Roxanne Hersh stood and watched as her 16-year-old son, Justin, sat enthralled by his conversation with a meteorologist at an exhibition booth.

"I have no idea why he's so interested in the weather," she said.

"It's a birth defect," answered Elliot Abrams, a meteorologist.

If anyone can speak with authority about the curious passion some devote to the "atmospheric sciences," it's Abrams, a 37-year veteran for the private forecasting service AccuWeather.

He was born during a thunderstorm. By second grade, he was a weatherman in a class play. And by fifth grade, he would stand outside his house and report forecasts to his neighbors, not always correctly.

"I didn't realize what a geek I was at the time," said Abrams, who wore a navy blue tie with a lightning bolt print.

On the airplane hangar-sized floor of the San Diego Convention Center, where the 85th annual meeting was being held, Abrams was safe in the knowledge he was among peers paid to make predictions that don't always turn out to be true. Such is the life of a weatherman, or woman.

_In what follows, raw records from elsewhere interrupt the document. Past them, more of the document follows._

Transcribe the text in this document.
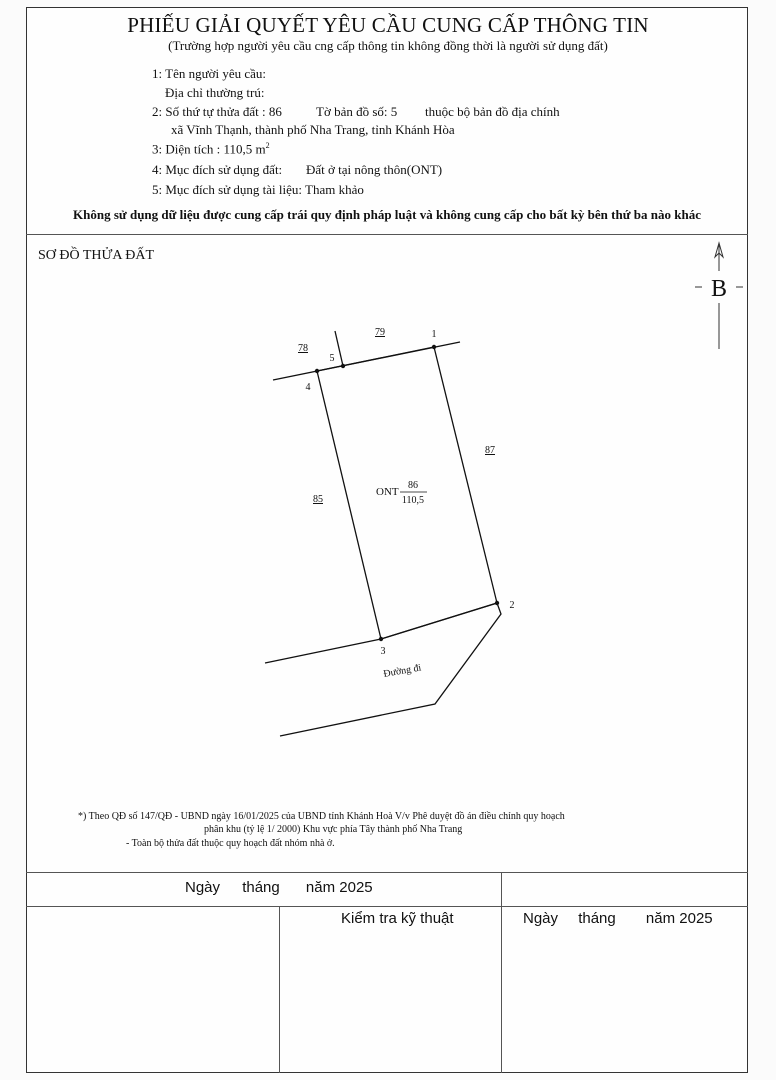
PHIẾU GIẢI QUYẾT YÊU CẦU CUNG CẤP THÔNG TIN
(Trường hợp người yêu cầu cng cấp thông tin không đồng thời là người sử dụng đất)
1: Tên người yêu cầu:
Địa chỉ thường trú:
2: Số thứ tự thửa đất : 86	Tờ bản đồ số: 5 thuộc bộ bản đồ địa chính
xã Vĩnh Thạnh, thành phố Nha Trang, tỉnh Khánh Hòa
3: Diện tích : 110,5 $m^2$
4: Mục đích sử dụng đất: Đất ở tại nông thôn(ONT)
5: Mục đích sử dụng tài liệu: Tham khảo
Không sử dụng dữ liệu được cung cấp trái quy định pháp luật và không cung cấp cho bất kỳ bên thứ ba nào khác
SƠ ĐỒ THỬA ĐẤT
B
78
79
85
87
1
2
3
4
5
ONT
86
110,5
Đường đi
*) Theo QĐ số 147/QĐ - UBND ngày 16/01/2025 của UBND tỉnh Khánh Hoà V/v Phê duyệt đồ án điều chỉnh quy hoạch
phân khu (tỷ lệ 1/ 2000) Khu vực phía Tây thành phố Nha Trang
- Toàn bộ thửa đất thuộc quy hoạch đất nhóm nhà ở.
Ngày tháng năm 2025
Kiểm tra kỹ thuật	Ngày tháng năm 2025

"You can't have a stubborn personality to do this," said Abrams, 57. "One of the exciting things is that every day is a new experience."

Not even the best minds on hand could have forecast such rainy weather over the conference's five days of meetings and talks when the site was chosen months earlier. On the other hand, the annual event has an uncanny tradition of inviting sour weather.

The 1986 conference in Atlanta featured a snowstorm; the 1987 meeting in San Antonio was mired by an ice storm; another conference in Atlanta in 1991 ended a day early because of a massive East Coast blizzard; the 1993 meeting in Anaheim brought mudslides, and rain fell each day during the 2003 event in Long Beach.

"When you bring meteorologists together, you want this kind of weather," said American Meteorological Society spokeswoman Stephanie Kenitzer.

With many Californians avidly tracking storms this week, meteorologists noted that it has only been in the last three decades that people have come to rely on daily weather forecasts. Because accurate weather warnings can mean the difference between lives saved or lost, meteorologists said, there is the constant push to improve.

Tornado expert Joseph T. Schaffer of the Storm Prediction Center in Norman, Okla., said he now expects his staff to be able to predict a twister up to two hours before one touches ground.

"That would be like a hitter batting .300," he said of the skill level such predictions require. "It's not easy. Day by day, we're pitting our brains against Mother Nature, and more often than not, she's smarter than you. You need to have enough of an ego to think you can predict these things. You need intestinal fortitude and character to admit you blew it when you blew it."

Some of the weather community's top names walked the floor, approached by admirers and peers to talk business. Max Mayfield, director of the National Hurricane Center in Miami, was stopped in his tracks by a National Weather Service official who commiserated about last year's devastating hurricane season in Florida.

"Our bottom line is the reduction of loss of life," said Mayfield, who acknowledges that his responsibility feels personal. Mayfield knows the time and location of death for the 61 people who perished directly as a result of hurricanes in the U.S. last year. He even viewed some of the victims at the coroner's office.

For many meteorologists, their career is more a calling than a job.

Addison Sears-Collins, 21, fit the profile of many meteorologists on hand -- awed at an early age by Mother Nature. In his case, it was a hurricane that just missed his grandmother's house in Savannah, Ga. Now he is a senior at the University of Virginia who hopes to parlay his meteorological studies into a job in the business.